Form and Content
C. W. Ceram relates the story of archaeology by focusing on the people who made major contributions to the field. He divides his volume into five books: “The Book of the Statues” deals with classical Italy and Greece; “The Book of the Pyramids” treats Egypt; “The Book of the Towers” considers Assyria, Babylon, and Sumeria; “The Book of the Temples” recounts the exploration of Mesoamerica; and the brief “Books That Cannot Yet Be Written” touches on discoveries that were then recent (such as the Dead Sea scrolls, found in 1947) and mysteries still unsolved (such as the Easter Island script).

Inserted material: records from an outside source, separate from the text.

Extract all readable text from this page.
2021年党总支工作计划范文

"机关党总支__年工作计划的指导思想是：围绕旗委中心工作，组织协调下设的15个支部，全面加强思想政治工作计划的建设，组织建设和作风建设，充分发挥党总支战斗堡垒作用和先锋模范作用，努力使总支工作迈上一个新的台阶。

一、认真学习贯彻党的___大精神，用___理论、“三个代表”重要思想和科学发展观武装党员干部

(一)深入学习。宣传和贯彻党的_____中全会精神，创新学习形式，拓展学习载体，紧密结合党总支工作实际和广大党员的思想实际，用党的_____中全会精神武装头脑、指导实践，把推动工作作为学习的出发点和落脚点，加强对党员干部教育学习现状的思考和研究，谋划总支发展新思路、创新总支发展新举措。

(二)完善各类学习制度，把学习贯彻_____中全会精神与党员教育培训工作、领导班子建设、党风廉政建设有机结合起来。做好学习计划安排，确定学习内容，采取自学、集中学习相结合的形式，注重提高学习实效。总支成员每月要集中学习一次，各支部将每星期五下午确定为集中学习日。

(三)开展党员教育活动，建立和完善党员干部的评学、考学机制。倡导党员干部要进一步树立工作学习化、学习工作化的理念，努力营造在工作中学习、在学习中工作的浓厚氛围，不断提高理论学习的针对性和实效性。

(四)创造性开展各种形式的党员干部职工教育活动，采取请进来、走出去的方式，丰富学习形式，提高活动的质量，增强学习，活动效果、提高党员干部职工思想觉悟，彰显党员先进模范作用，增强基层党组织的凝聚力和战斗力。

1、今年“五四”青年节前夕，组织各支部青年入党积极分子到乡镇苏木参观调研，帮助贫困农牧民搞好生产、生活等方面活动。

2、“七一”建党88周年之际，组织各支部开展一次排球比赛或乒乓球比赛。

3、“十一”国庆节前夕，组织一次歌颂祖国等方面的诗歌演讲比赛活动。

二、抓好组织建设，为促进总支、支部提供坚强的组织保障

Johann Wincklemann, whose writings did much to popularize the excavations of Pompeii and Herculaneum, begins Ceram’s procession of contributors to the study of archaeology. The hero of the first part of this study, however, is Heinrich Schliemann. When Schliemann’s father gave him a book with a picture of Aeneas carrying Anchises out of the burning city of Troy, Schliemann remarked that someday he himself would find that lost city. Thirty-nine years later, he did. Schliemann learned languages easily; he taught himself all the major languages of Europe and then, in 1856, Homeric Greek. In 1869, Schliemann retired from the grocery business a rich man and began his excavations.
Homer’s epics were regarded as myths that were not based on historical fact, but Schliemann believed otherwise. In 1870, accompanied by his twenty-year-old wife, he began...
(The entire section is 606 words.)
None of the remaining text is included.